The low level means relatively few speculators are exposed to the risk of a stronger peso, opening space for them to bet on Mexico's currency if their risk appetite rises. [ID:nN1E77P1KX]
There remains a good chance that the peso will reverse its gains if other U.S. data releases this week fail to bolster the growth outlook, said Salomon, as did Delia Paredes, a currency analyst at Banorte-IXE in Mexico City.
"The data we are going to see will come in under a better light even though the data could keep showing weakness," she said. "The risk of a recession is still there at 40 percent."
She expects the peso to strengthen beyond 12 to the dollar in the coming months and finish the year at 11.50.
Mexico's benchmark 10 year bond in pesos, known as a "bono" MX10YT=RR, fell 0.14 to 105.39 percent of face value.
Brazil's real BRBY gained 0.44 percent to 1.5960 to the dollar while its 10-year, local-currency National Treasury Note BR10YT=RR surged 18.78 to 942.94, or 94.29 percent of face value.
The yield fell 42 basis points to 11.32 percent, its lowest level in a year.
"With continued concern about world growth despite the U.S. data we are in a sensitive spot in Latin America, a place where we're likely to see weak monetary policy and tighter fiscal policy," Salomon said. "That should cause bond yields to fall and currencies to appreciate."
Overnight interest rate futures DIJF2 have been plunging this month in Brazil as investors price-in expectation that Brazil will cut its 12.5 percent interest rate, the highest of any major economy, before the end of the year. [ID:nN1E77P1T4]
Failure to cut or control government spending as the Brazilian government tries to loosen monetary policy to promote growth could cause the lower yield, stronger currency trend to reverse, Salomon said.
Brazil's finance minister Guido Mantega said on Monday announced plans to increase the country's so-called "primary surplus" or excess of revenue over expenses before payments on government debt by 10 billion reais (US$6.3 billion). [ID:nE5E7H700P]

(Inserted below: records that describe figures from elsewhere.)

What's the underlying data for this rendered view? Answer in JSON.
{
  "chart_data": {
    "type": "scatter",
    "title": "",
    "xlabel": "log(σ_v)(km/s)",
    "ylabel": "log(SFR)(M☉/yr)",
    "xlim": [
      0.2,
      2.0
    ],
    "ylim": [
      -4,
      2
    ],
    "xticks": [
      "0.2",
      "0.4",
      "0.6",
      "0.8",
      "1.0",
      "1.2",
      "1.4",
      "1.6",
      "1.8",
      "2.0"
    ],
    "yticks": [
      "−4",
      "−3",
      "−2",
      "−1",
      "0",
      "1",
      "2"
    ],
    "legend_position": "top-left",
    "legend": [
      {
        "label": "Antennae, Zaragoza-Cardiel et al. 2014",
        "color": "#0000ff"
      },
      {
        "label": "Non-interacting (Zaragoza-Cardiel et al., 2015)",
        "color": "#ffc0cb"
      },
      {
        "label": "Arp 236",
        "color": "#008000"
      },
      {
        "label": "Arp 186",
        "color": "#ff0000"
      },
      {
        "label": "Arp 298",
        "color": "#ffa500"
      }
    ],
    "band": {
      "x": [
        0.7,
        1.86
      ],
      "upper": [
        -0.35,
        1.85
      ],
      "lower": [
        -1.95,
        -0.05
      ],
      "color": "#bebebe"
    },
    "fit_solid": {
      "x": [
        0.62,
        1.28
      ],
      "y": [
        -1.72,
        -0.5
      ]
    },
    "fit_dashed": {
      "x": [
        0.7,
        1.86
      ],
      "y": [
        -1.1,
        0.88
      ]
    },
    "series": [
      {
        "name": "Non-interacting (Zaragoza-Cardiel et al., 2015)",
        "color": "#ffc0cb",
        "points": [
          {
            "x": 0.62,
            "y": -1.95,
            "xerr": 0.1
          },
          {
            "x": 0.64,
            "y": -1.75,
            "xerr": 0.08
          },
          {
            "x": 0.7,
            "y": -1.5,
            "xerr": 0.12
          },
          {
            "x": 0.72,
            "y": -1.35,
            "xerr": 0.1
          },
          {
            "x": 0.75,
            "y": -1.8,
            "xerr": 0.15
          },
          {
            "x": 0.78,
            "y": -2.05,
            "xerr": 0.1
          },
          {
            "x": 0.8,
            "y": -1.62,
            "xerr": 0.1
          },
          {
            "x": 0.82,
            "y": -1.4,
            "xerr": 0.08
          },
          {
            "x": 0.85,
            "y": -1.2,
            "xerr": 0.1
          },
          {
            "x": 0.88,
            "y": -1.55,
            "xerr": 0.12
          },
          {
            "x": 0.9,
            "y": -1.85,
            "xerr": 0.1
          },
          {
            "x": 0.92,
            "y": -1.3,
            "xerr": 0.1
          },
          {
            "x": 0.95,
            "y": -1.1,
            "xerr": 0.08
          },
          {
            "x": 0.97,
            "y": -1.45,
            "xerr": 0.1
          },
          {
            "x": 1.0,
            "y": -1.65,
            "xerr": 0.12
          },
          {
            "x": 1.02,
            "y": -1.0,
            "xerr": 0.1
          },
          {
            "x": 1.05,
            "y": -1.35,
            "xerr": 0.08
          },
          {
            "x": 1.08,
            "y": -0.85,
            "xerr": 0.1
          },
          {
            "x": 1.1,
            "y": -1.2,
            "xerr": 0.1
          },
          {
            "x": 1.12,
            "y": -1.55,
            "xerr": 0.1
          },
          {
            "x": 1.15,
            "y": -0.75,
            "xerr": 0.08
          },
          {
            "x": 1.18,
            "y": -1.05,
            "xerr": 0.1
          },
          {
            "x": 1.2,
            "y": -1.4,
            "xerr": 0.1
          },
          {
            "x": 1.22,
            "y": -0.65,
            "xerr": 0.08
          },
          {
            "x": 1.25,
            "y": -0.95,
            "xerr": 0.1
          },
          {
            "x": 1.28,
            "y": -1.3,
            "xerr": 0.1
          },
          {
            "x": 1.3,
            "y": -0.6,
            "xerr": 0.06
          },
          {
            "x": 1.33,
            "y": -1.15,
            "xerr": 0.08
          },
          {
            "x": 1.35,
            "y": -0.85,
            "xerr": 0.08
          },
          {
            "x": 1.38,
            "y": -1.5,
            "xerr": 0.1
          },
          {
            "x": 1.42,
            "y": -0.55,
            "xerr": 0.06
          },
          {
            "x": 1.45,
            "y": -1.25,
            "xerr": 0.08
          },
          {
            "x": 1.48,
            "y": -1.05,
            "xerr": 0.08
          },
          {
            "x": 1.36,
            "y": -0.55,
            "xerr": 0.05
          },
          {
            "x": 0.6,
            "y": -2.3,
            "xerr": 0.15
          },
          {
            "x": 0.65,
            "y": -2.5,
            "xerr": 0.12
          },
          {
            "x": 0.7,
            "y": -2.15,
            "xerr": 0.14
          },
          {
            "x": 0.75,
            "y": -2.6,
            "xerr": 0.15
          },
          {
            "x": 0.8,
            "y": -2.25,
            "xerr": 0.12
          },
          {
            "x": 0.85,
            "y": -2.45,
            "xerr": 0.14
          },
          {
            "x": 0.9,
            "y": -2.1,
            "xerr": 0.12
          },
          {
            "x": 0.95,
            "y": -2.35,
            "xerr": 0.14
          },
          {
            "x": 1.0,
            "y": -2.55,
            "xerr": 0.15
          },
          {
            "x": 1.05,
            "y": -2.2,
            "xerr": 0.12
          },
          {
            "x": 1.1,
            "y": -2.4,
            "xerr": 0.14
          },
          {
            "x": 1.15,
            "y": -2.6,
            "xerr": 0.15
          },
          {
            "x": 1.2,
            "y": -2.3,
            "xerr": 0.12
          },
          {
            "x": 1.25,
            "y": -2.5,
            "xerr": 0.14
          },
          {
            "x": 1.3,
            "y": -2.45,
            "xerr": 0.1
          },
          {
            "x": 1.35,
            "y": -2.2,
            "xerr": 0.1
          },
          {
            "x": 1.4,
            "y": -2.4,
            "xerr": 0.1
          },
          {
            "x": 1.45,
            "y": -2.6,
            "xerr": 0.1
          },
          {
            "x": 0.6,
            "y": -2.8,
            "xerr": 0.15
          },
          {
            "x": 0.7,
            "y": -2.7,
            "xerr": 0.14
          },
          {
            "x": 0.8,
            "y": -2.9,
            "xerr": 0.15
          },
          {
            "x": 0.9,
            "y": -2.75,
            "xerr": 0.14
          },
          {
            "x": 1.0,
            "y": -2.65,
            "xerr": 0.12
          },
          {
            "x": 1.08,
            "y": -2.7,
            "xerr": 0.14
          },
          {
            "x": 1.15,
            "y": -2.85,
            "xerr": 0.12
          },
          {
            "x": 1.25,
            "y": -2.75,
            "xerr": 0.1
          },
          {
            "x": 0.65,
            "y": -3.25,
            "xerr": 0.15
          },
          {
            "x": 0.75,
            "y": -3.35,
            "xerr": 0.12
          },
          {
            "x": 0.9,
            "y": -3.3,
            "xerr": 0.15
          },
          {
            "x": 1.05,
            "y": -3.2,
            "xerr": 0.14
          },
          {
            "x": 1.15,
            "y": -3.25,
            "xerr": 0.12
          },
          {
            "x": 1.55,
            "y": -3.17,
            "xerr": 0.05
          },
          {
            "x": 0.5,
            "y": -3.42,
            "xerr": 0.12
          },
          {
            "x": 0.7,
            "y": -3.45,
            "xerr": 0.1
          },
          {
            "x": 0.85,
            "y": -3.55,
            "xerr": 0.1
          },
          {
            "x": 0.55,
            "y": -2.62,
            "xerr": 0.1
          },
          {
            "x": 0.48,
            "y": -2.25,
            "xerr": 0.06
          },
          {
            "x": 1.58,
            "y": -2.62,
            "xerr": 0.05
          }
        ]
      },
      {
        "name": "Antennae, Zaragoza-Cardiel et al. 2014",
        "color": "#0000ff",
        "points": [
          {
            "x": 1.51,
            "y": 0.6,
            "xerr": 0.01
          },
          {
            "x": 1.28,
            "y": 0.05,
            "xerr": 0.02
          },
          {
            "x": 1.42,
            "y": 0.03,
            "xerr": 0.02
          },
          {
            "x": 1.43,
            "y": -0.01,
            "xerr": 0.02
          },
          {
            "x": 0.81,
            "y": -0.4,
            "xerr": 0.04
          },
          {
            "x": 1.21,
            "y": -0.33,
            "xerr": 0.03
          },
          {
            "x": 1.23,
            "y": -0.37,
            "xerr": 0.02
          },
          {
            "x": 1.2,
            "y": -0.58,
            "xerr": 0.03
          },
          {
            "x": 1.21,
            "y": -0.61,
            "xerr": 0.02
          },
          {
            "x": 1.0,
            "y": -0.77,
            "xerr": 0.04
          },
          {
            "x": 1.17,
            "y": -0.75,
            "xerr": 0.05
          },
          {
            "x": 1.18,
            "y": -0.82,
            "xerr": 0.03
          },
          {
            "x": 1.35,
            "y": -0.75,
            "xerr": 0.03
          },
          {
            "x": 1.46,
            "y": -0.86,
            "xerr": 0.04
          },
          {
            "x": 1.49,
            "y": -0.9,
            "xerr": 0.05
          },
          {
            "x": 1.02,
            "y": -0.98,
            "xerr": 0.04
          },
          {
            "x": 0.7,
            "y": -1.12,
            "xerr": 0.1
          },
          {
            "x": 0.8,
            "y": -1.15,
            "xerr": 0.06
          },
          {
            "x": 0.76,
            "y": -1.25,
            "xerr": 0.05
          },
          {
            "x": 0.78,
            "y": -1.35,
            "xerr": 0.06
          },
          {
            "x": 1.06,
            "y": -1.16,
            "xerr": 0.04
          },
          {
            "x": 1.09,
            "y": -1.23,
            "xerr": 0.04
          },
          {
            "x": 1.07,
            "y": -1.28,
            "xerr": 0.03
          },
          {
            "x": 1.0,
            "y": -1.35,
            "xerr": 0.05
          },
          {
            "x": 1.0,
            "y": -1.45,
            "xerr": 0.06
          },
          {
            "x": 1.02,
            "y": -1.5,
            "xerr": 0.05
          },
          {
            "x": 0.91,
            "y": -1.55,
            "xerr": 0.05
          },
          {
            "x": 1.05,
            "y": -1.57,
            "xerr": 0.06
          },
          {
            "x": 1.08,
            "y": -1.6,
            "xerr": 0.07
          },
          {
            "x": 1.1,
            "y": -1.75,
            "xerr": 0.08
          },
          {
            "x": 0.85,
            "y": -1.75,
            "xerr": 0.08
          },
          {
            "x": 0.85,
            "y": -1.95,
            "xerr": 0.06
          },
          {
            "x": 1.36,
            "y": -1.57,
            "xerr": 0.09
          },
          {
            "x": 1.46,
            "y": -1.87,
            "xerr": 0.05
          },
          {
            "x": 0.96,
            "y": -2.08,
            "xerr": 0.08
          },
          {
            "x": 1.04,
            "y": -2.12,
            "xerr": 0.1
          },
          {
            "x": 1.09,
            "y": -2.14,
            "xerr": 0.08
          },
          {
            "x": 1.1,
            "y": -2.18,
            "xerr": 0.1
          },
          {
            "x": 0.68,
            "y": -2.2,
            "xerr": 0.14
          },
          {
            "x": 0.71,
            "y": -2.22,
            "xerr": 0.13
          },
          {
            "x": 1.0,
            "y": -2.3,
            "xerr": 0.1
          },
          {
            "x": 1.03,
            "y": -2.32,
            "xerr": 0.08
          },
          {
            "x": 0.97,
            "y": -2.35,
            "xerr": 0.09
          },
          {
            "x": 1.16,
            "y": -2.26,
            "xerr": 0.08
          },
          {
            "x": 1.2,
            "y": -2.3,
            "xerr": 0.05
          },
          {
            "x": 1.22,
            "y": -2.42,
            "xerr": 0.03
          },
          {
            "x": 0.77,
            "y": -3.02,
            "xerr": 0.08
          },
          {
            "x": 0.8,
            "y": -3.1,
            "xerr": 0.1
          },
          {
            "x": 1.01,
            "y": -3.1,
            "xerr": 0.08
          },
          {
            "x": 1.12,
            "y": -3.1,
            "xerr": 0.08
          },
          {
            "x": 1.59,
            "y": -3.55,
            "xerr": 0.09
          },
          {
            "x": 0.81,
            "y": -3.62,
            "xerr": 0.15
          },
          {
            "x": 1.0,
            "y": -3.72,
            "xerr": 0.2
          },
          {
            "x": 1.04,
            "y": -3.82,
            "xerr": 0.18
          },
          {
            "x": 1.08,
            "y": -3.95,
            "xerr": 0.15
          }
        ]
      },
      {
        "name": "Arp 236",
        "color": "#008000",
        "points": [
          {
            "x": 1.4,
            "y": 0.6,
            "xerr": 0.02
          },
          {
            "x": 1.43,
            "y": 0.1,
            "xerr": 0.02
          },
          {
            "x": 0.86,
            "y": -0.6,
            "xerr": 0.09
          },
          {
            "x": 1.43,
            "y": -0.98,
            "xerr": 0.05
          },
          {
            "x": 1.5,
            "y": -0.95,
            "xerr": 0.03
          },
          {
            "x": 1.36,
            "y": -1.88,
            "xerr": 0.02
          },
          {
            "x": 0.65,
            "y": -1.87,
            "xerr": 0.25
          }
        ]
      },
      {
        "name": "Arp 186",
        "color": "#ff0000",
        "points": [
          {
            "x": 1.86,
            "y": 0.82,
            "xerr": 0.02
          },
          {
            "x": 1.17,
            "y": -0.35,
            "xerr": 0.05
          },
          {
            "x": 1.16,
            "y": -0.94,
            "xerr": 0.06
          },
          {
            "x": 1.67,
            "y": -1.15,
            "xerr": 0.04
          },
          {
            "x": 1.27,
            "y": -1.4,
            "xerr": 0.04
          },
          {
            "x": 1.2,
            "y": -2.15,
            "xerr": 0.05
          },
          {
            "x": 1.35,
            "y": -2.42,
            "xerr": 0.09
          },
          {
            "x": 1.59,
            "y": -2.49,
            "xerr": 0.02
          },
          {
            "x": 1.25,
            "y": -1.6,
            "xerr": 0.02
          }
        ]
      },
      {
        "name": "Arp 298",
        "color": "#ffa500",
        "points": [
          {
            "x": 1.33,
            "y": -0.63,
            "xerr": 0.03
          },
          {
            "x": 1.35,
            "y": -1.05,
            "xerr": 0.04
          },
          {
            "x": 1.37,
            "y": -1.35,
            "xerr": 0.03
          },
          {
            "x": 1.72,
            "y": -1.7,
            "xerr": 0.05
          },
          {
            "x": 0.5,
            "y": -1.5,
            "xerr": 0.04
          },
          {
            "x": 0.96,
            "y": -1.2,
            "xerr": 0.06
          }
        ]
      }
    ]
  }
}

"This signifies more solidity, more investment and lower interest rates," Mantega said. He added that the measures were being made to preserve growth in the face of deteriorating economic conditions in the United States and Europe and that he expected world economic problems to cause volatility in the exchange rate and in stock prices.
Elsewhere in Latin America, Chile's peso CLP=CL firmed 0.2 percent to 464.70 to the dollar. Colombia's peso COP2=STFX firmed 0.38 percent to 1,787,50.
Peru's sol PEN=PE was little changed from Friday at 2.7290 to the dollar.